Now, two of the Arizona Corporation commissioners want to take another look at the character of the man who bootstrapped himself up from a carpenter to become one of the biggest homebuilders in Nevada and now wants to build 130,000 homes in Arizona. Commissioners William Mundell and Kris Mayes each said the investigative part of his application should be reopened based on Kenny’s testimony.

“Additional questioning of Mr. Rhodes and possible others, under oath, regarding Mr. Rhodes’ connection with Ms. Kenny will be necessary for me to make a determination whether or not the Perkins Mountain companies, which are fully controlled by Mr. Rhodes, are fit and proper entities to operate in Arizona,” Mundell wrote less than a week after Kenny confirmed she was on Rhodes’ payroll.

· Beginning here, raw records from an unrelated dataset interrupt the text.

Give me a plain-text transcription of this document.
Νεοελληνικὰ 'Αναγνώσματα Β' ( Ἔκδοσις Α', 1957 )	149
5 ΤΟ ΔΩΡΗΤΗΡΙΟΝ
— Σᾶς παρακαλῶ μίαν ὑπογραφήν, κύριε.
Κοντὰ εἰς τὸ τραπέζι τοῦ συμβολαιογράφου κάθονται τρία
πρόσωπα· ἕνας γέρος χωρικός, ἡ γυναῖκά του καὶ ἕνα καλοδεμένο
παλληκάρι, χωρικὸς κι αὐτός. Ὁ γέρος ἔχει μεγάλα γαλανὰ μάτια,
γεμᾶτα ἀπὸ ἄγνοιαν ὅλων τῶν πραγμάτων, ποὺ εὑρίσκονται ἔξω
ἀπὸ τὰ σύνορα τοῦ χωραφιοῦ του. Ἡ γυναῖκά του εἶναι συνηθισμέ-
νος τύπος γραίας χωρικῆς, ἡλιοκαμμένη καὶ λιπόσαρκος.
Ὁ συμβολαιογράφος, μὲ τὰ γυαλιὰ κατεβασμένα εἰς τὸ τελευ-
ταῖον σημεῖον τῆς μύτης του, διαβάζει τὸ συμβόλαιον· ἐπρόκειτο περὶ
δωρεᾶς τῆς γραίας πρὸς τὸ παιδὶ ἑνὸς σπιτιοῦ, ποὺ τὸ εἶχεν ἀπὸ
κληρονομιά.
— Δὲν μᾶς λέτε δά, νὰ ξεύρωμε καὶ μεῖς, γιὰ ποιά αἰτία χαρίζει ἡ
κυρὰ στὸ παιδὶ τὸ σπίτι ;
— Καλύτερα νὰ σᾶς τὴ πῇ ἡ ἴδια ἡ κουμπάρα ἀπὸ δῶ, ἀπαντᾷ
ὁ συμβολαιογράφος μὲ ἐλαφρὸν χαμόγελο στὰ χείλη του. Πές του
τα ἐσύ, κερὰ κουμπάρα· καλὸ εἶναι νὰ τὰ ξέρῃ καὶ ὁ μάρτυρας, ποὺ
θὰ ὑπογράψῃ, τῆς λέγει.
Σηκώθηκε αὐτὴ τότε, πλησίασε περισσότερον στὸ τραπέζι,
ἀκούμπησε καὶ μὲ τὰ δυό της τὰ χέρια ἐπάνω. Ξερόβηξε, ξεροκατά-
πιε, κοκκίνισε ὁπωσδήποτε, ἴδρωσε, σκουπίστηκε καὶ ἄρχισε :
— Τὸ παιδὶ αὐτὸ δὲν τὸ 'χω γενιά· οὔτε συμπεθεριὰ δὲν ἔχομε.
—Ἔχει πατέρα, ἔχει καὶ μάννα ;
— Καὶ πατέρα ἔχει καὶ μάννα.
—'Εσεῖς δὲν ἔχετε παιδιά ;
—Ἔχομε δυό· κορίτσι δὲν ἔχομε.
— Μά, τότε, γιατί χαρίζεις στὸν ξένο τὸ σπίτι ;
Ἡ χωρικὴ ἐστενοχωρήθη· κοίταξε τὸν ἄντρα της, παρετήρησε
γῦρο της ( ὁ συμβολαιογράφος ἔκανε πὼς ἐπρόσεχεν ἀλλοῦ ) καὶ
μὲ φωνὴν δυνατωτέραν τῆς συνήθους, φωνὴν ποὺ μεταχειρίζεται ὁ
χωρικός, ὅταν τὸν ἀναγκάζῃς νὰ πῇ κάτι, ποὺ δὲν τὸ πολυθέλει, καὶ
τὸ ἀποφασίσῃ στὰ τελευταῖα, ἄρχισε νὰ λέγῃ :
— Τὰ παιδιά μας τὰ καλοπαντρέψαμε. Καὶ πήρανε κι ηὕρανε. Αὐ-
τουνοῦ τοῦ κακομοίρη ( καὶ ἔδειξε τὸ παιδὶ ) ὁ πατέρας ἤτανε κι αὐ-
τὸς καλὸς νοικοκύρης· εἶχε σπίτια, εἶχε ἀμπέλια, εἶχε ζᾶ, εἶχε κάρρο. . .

Mundell and Mayes need a third commissioner to support the reopening of the investigation. Mayes also wants to know whether Kenny will have any relationship with the sewer and water companies in Arizona. (I sort of doubt she will since she’ll be in a women’s prison for 30 months, but the commissioners apparently don’t want her in the picture, even after she serves her time.)

During Kenny’s sentencing Wednesday, her attorney said she is no longer on Rhodes’ payroll. Only a dim bulb would doubt that the Mundell-Mayes letters had a part in that decision. Kenny has become a liability to Rhodes.

A Scottsdale publicist representing Rhodes declined to answer questions about why Kenny is no longer on the payroll and what she might have done for the company in Arizona.

“The company has no comment on Erin Kenny’s case,” Lisa Urias said Thursday.

Rhodes became a player in Mohave County in December 2006 when his $58.6 million bid was the highest for 1,000 acres of state land, which was accompanied by the right to master-plan the surrounding 6,700 square acres. Buying the land didn’t require that the buyer be “fit and proper” by the Arizona Land Department. Its only requirement was that the check didn’t bounce.

The commissioners with questions about Rhodes’ suitability to be a sewer czar presumably want to ask him about former topless club owner Michael Galardi’s testimony in the 2006 trial of convicted Clark County commissioners Dario Herrera and Mary Kincaid-Chauncey. Galardi said Kenny complained he wasn’t giving her enough. “Jim Rhodes gives me $20,000. You only give me $10,000,” Kenny said (according to Galardi). Galardi also testified that he was good friends with Rhodes and confirmed with the developer that he was paying Kenny the amount she claimed he was while she was a commissioner.

Rhodes, who hasn’t been charged with anything in Nevada, told the East Valley Tribune in Arizona that Galardi was “a bald-faced liar.”

Nevada authorities seem to have hit a roadblock for any potential investigation into Kenny and Rhodes. Kenny insists that Rhodes didn’t bribe her, and her sentencing Wednesday indicates that she won’t be testifying any more.

Those curious about the symbiotic relationship between the corrupt ex-commissioner and the big-time developer will need to keep watching what happens before the Arizona Corporation Commission.